Gelijkenissen komen in heel de bijbel voor. De eerste gelijkenis die wordt verteld is die van Jotam, de zoon van Gideon. Richteren 9.
Gideon krijgt zeventig zonen. Zijn zoon Abimelech wil het richterschap van zijn vader overnemen als hij gestorven is. Hij maakt daarop geen kans want hij is de zoon van een slavin. Hij besluit daarom om al zijn broers te doden. Hij dood hen op een steenrots, maar een van hen, de jongste, Jotam, ontsnapt.
Op de dag dat de burgers van het land Abimelech koning willen maken, verschijnt Jotam weer, en vertelt hij een gelijkenis. De gelijkenis gaat over de bomen die een koning willen kiezen. De bomen staan hier in de gelijkenis voor het volk van Israël. Hoewel God hen geboden had geen koning te kiezen doen zij het hier toch, en wat voor één, de zoon van een slavin en een massamoordenaar.
De gelijkenis gaat verder en zegt dat de olijfboom wordt uitgenodigd om koning te worden, maar hij weigert. Hij wil dat waar God hem voor geroepen heeft niet verlaten. Later verkregen ook de vijgenboom en de wijnstok een aanzoek, ook zij wijzen dat af, zij willen liever dienen dan heersen. Tenslotte vragen zij de doornstruik, en hij accepteert het aanbod, hoewel hij niets te bieden heeft wil hij over het volk heersen, er is ook direct een dreigement, als jullie mij niet gehoorzamen zal er vuur van mij uitgaan en jullie verteren.
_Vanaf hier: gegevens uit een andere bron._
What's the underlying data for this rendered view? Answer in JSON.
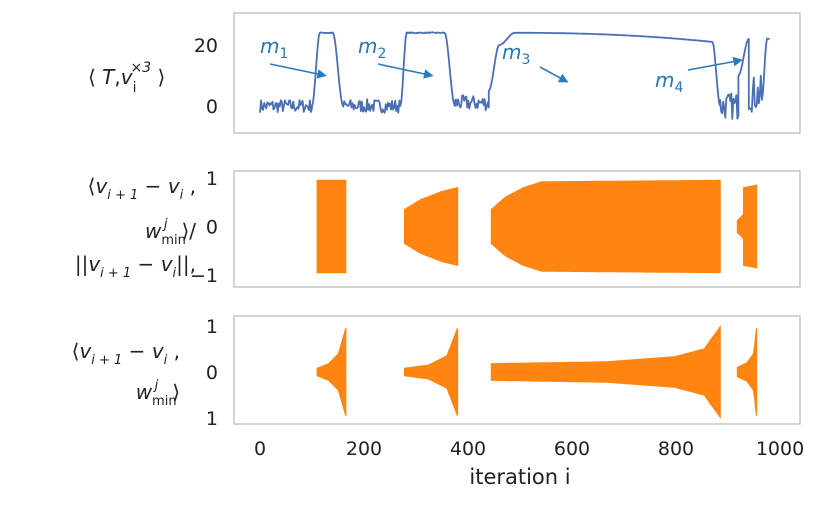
{
  "chart_data": [
    {
      "type": "line",
      "ylabel": "⟨ T,v_i^{×3} ⟩",
      "ylabel_parts": [
        "⟨ ",
        "T",
        ",",
        "v",
        "i",
        "×3",
        " ⟩"
      ],
      "ytick_labels": [
        "20",
        "0"
      ],
      "ylim": [
        -5,
        28
      ],
      "series_color": "#4a6fb5",
      "annotation_color": "#2a7bbd",
      "annotations": [
        {
          "base": "m",
          "sub": "1",
          "target_x": 125,
          "target_y": 10
        },
        {
          "base": "m",
          "sub": "2",
          "target_x": 330,
          "target_y": 10
        },
        {
          "base": "m",
          "sub": "3",
          "target_x": 590,
          "target_y": 8
        },
        {
          "base": "m",
          "sub": "4",
          "target_x": 925,
          "target_y": 15
        }
      ],
      "segments": [
        {
          "x0": 0,
          "x1": 100,
          "kind": "noise",
          "level": 0,
          "amp": 2.2
        },
        {
          "x0": 100,
          "x1": 115,
          "kind": "rise",
          "from": 0,
          "to": 24
        },
        {
          "x0": 115,
          "x1": 140,
          "kind": "flat",
          "level": 24
        },
        {
          "x0": 140,
          "x1": 160,
          "kind": "drop",
          "from": 24,
          "to": 0
        },
        {
          "x0": 160,
          "x1": 270,
          "kind": "noise",
          "level": 0,
          "amp": 2.2
        },
        {
          "x0": 270,
          "x1": 282,
          "kind": "rise",
          "from": 0,
          "to": 24
        },
        {
          "x0": 282,
          "x1": 355,
          "kind": "flat",
          "level": 24
        },
        {
          "x0": 355,
          "x1": 375,
          "kind": "drop",
          "from": 24,
          "to": 0
        },
        {
          "x0": 375,
          "x1": 440,
          "kind": "noise",
          "level": 1,
          "amp": 2.5
        },
        {
          "x0": 440,
          "x1": 460,
          "kind": "rise",
          "from": 5,
          "to": 20
        },
        {
          "x0": 460,
          "x1": 490,
          "kind": "rise",
          "from": 20,
          "to": 24
        },
        {
          "x0": 490,
          "x1": 870,
          "kind": "decay",
          "from": 24,
          "to": 21
        },
        {
          "x0": 870,
          "x1": 885,
          "kind": "drop",
          "from": 21,
          "to": 0
        },
        {
          "x0": 885,
          "x1": 920,
          "kind": "noise",
          "level": 0,
          "amp": 4.5
        },
        {
          "x0": 920,
          "x1": 940,
          "kind": "rise",
          "from": 10,
          "to": 22
        },
        {
          "x0": 940,
          "x1": 965,
          "kind": "noise",
          "level": 4,
          "amp": 6
        },
        {
          "x0": 965,
          "x1": 975,
          "kind": "rise",
          "from": 2,
          "to": 22
        },
        {
          "x0": 975,
          "x1": 980,
          "kind": "flat",
          "level": 22
        }
      ]
    },
    {
      "type": "area",
      "ylabel_lines": [
        {
          "parts": [
            "⟨",
            "v",
            "i + 1",
            " − ",
            "v",
            "i",
            " ,"
          ]
        },
        {
          "parts": [
            "w",
            "min",
            "j",
            "⟩/"
          ]
        },
        {
          "parts": [
            "||",
            "v",
            "i + 1",
            " − ",
            "v",
            "i",
            "||,"
          ]
        }
      ],
      "ytick_labels": [
        "1",
        "0",
        "−1"
      ],
      "ylim": [
        -1,
        1
      ],
      "color": "#ff8512",
      "bursts": [
        {
          "x0": 110,
          "x1": 165,
          "profile": [
            [
              0,
              0.95
            ],
            [
              1,
              0.95
            ]
          ]
        },
        {
          "x0": 278,
          "x1": 380,
          "profile": [
            [
              0,
              0.35
            ],
            [
              0.3,
              0.55
            ],
            [
              0.7,
              0.72
            ],
            [
              1,
              0.8
            ]
          ]
        },
        {
          "x0": 445,
          "x1": 885,
          "profile": [
            [
              0,
              0.35
            ],
            [
              0.06,
              0.6
            ],
            [
              0.14,
              0.8
            ],
            [
              0.22,
              0.92
            ],
            [
              1,
              0.95
            ]
          ]
        },
        {
          "x0": 918,
          "x1": 930,
          "profile": [
            [
              0,
              0.12
            ],
            [
              1,
              0.25
            ]
          ]
        },
        {
          "x0": 930,
          "x1": 955,
          "profile": [
            [
              0,
              0.8
            ],
            [
              1,
              0.85
            ]
          ]
        }
      ]
    },
    {
      "type": "area",
      "ylabel_lines": [
        {
          "parts": [
            "⟨",
            "v",
            "i + 1",
            " − ",
            "v",
            "i",
            " ,"
          ]
        },
        {
          "parts": [
            "w",
            "min",
            "j",
            "⟩"
          ]
        }
      ],
      "ytick_labels": [
        "1",
        "0",
        "1"
      ],
      "ylim": [
        -1,
        1
      ],
      "color": "#ff8512",
      "bursts": [
        {
          "x0": 110,
          "x1": 165,
          "profile": [
            [
              0,
              0.08
            ],
            [
              0.4,
              0.18
            ],
            [
              0.75,
              0.4
            ],
            [
              1,
              0.95
            ]
          ]
        },
        {
          "x0": 278,
          "x1": 380,
          "profile": [
            [
              0,
              0.08
            ],
            [
              0.45,
              0.15
            ],
            [
              0.8,
              0.35
            ],
            [
              1,
              0.95
            ]
          ]
        },
        {
          "x0": 445,
          "x1": 885,
          "profile": [
            [
              0,
              0.18
            ],
            [
              0.5,
              0.22
            ],
            [
              0.8,
              0.33
            ],
            [
              0.93,
              0.5
            ],
            [
              1,
              0.98
            ]
          ]
        },
        {
          "x0": 918,
          "x1": 955,
          "profile": [
            [
              0,
              0.1
            ],
            [
              0.5,
              0.2
            ],
            [
              0.85,
              0.4
            ],
            [
              1,
              0.95
            ]
          ]
        }
      ]
    }
  ],
  "x_axis": {
    "label": "iteration i",
    "xlim": [
      0,
      1000
    ],
    "ticks": [
      0,
      200,
      400,
      600,
      800,
      1000
    ],
    "tick_labels": [
      "0",
      "200",
      "400",
      "600",
      "800",
      "1000"
    ]
  }
}
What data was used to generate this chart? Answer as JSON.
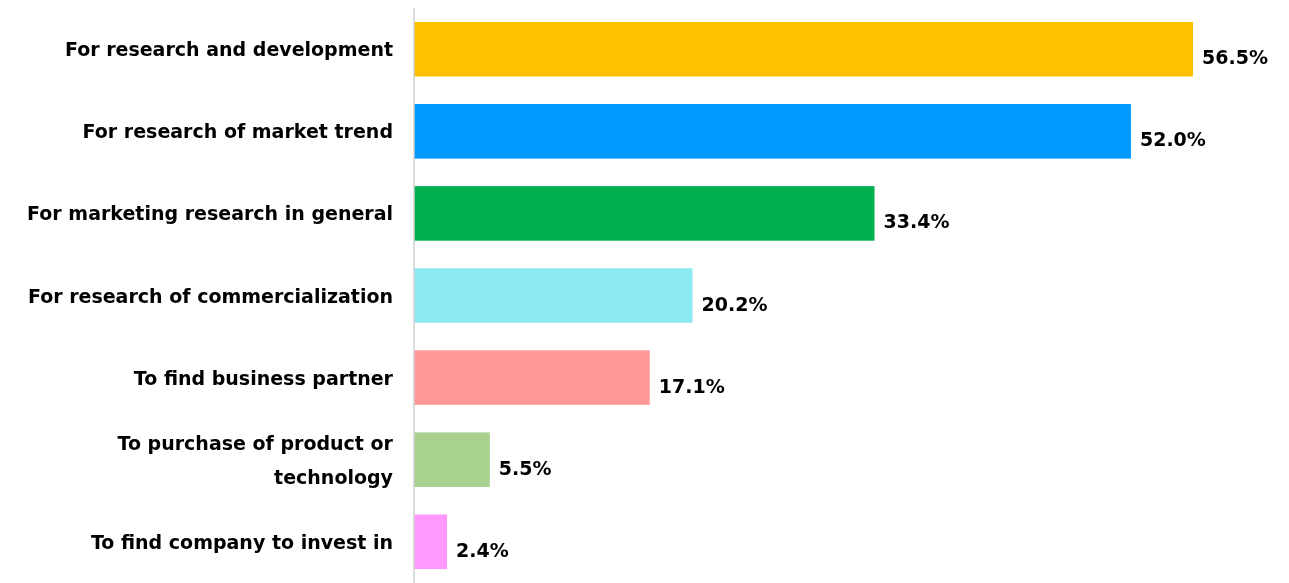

De betekenis is duidelijk, Abimelech is de doornstruik, de zonen van Gideon zijn de olijfboom de vijgenboom en de wijnstok. Degenen die willen heersen zijn daarvoor het minst geschikt. Het is God die koning is en die wij moeten gehoorzamen, Hij is een dienende God, die zijn leven geeft voor Zijn onderdanen.